In other words, we are going to need a new electricity project basically every place we have a fleet of electric vehicles. And we are going to need them all within the next 10 years. Holy S%&T.

Take a fleet like UPS for example (Source 2), who is committed to both vehicle electrification and renewable energy. Many companies make these commitments, they’re quite a big fleet. Independently, UPS’ alternative fuel vehicle target and renewable energy targets are notable. However, combined - they become even more interesting, as transitioning 25% of UPS’ 35,000 last mile delivery vehicles will have a significant impact on UPS’ total energy consumption. This new fleet of electric vehicles could consume 640,000 MWhs of additional electricity. Meeting the UPS 25% goal with solar would require over a 100 MW of solar generation projects to be installed – not bad. If UPS were to meet 100% of their increased electricity need with solar, it would require $720m, or 400 MW, of upfront investment in solar development. For reference, UPS invested $18m in 2017 to install 10 MW of rooftop solar.
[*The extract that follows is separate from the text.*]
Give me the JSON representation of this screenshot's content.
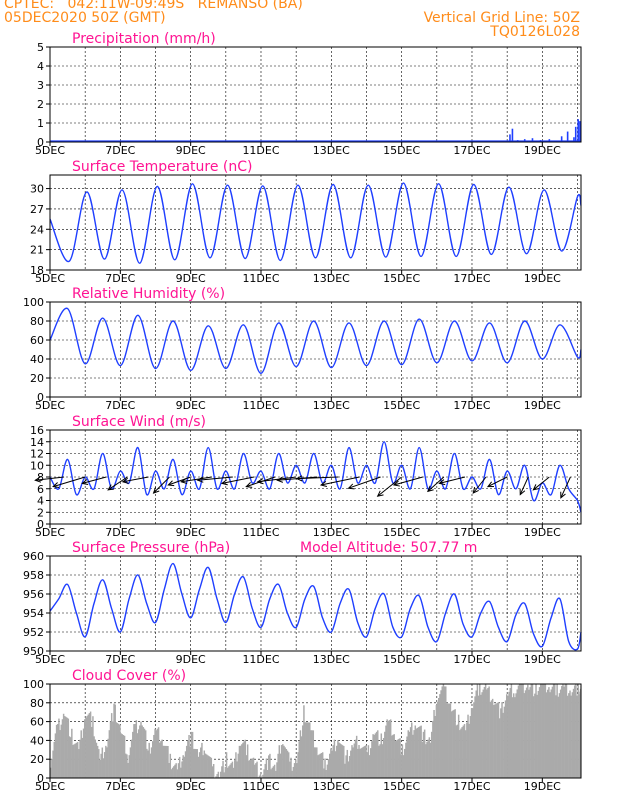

UPS exemplifies why it is important for organizations transitioning their fleets to electric vehicles to think comprehensively about their transition. Not only are these massive power demands that local grids were not constructed for, those are some big dollar numbers… and that’s just ONE COMPANY. and did you read the Morgan Stanley chart? EVERY VEHICLE IN THE UNITED STATES. EVERY VEHICLE. (well... 95%...)


So what did we do about it? We started building that company immediately. We called it Pearl Street then, but now we call it TeraWatt Infrastructure. And we started buying the quality properties next to every logistics location in the United States that is going to need one of these projects. In addition to this, we provide fleet operators and the companies that sell to them solutions and asset financing as an enabling capability at their own sites.

This week, it was publicly announced that we hired Neha Palmer, ex-head of Energy for Google, as our CEO.


As Google’s first hire focused on data center energy, Neha built out and led the team developing electric infrastructure and electricity procurement for its global fleet, covering dozens of sites over four continents. When she joined Google, they had only eight data centers with under 3 TWh of annual electric consumption; by the time she left, they were operating dozens of data centers on four continents with over 13 TWh of annual electric consumption. She was instrumental in making Google the largest corporate buyer of renewable energy in the world, and the first company of its size to achieve 100 percent renewable energy for operations, which it has done every year since 2017.


She is one of the most formative energy leaders in the world, and has come to bring transportation what she brought to data centers over the last decade. Welcome to the team Neha!